McKinsey has released a new report (hat tip to the Atlantic) presenting some eye-popping numbers on how much America’s Academic achievement gap costs the USA. According to them the loss in productivity / innovation is equivalent to 16% of America’s current GDP – or about the size of Italy’s economy. Thomas Friedman has already opined about how this means the end of America, though the Atlantic takes a more sanguine view.
But hidden amongst those massive numbers is something that is far more relevant to India – the variance in the achievement gap across income and racial groups.
Furthermore, the gap between students from rich and poor families is much more pronounced in the United States than in other OECD nations. In a world-class system like Finland’s, socioeconomic standing is far less predictive of student achievement. All things being equal, a low-income student in the United States is far less likely to do well in school than a low-income student in Finland. Given the enormous economic impact of educational achievement, this is one of the best indicators of equal opportunity in a society, and one on which the United States fares poorly.
This is lesson number one for an India that is still deciding on which model is best for its education system. Since India must provide equal opportunity to its many minorities, no matter which model it chooses its defining purpose must be to promote upward mobility through equal access to education. Or, in other words access, not just quality, is important.
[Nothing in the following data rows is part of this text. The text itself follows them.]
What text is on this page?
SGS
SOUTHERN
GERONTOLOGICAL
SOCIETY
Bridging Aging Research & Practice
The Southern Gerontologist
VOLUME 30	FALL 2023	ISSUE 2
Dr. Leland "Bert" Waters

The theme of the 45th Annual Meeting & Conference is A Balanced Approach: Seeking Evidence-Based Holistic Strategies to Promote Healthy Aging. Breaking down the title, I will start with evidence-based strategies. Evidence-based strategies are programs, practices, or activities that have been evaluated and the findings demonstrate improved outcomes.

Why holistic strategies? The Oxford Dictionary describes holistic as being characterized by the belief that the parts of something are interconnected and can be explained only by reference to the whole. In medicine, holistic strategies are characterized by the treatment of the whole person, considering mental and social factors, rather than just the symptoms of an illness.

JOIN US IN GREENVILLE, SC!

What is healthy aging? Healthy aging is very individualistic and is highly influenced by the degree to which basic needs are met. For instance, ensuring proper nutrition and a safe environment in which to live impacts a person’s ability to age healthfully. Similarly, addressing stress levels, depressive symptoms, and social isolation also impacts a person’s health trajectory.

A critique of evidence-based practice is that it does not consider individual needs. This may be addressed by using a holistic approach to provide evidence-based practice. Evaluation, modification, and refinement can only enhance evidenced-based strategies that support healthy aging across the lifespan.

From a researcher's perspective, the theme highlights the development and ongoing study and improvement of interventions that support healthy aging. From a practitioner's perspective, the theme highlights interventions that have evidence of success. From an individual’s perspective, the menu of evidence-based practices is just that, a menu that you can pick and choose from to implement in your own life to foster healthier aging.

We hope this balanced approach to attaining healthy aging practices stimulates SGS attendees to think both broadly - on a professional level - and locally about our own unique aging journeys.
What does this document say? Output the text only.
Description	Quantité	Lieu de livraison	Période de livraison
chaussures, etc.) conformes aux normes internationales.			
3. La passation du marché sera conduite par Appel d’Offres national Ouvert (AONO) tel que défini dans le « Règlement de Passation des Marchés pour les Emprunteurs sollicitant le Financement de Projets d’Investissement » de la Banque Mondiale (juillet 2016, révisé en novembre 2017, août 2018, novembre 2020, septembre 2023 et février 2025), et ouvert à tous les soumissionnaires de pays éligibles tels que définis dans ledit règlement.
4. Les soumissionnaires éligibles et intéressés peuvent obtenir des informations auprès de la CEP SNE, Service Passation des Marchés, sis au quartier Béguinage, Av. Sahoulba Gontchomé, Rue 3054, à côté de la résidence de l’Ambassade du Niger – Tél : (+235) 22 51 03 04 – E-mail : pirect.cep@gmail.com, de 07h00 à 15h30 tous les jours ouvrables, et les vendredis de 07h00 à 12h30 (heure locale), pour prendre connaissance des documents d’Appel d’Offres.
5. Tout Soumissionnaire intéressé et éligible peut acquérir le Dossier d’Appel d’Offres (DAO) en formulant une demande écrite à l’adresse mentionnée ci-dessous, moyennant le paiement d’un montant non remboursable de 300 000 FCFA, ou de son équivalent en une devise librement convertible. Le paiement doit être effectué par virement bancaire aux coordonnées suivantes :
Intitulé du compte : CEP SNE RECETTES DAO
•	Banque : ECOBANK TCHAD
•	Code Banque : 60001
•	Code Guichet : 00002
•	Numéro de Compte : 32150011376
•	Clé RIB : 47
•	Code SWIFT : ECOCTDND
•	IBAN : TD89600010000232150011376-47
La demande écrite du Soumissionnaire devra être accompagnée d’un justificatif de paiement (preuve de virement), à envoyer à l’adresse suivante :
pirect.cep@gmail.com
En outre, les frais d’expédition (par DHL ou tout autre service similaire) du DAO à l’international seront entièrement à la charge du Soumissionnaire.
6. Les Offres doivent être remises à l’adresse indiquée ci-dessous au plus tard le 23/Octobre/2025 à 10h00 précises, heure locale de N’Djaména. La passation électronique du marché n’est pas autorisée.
Highlighting the problem is the fact that the differential in achievements is even wider for minority groups:
On average, black and Latino students are roughly two to three years of learning behind white students of the same age. This racial gap exists regardless of how it is measured, including both achievement (e.g., test score) and attainment (e.g., graduation rate) measures.
In India one would expect the same to be true of students from lower castes or from economically poor backgrounds. The vast majority of those students go to government schools, and thus this adds weight to the argument made by Azim Premji that India must improve its government schools:
This is what the government school classroom represents; it represents the dreams and aspirations of India in a way that no other school system can. If we wish to transform India, this is where we have to begin. I suppose it is clear why we do grave injustice when we think of government schools as “schools for the poor”.
The third insight is that higher expenditure on the education system does not automatically translate into better achievement. The US spends the most, per capita, of any OECD country, yet is ranked 25th. The McKinsey report concludes that “by one measure we get 60 percent less for our education dollars in terms of average test-score results than do other wealthy nations.”
Of course, I do not wish to say that India does not need to spend more. It does. Yet, more money is not the only solution, and for a resource constrained country other alternatives must be looked at. A lot can be achieved through non-monetary incentives involving social engineering and treating the teaching profession with an element of decency.
There is much that separates the US from India. But appearently one problem that we do share is the inability of school going children to access a relatively decent education, despite the presence of world-class institutions. This problem is not simply one of quality, but also of access to quality, and there is a dichotomy between the two because resources must be addressed to only one problem at a time. In finding a solution Indian policymakers would do well to learn from the reality in the USA. They must turn the debate on education away from a focus on improving quality per se, to one of improving the quality of education where it is most lacking.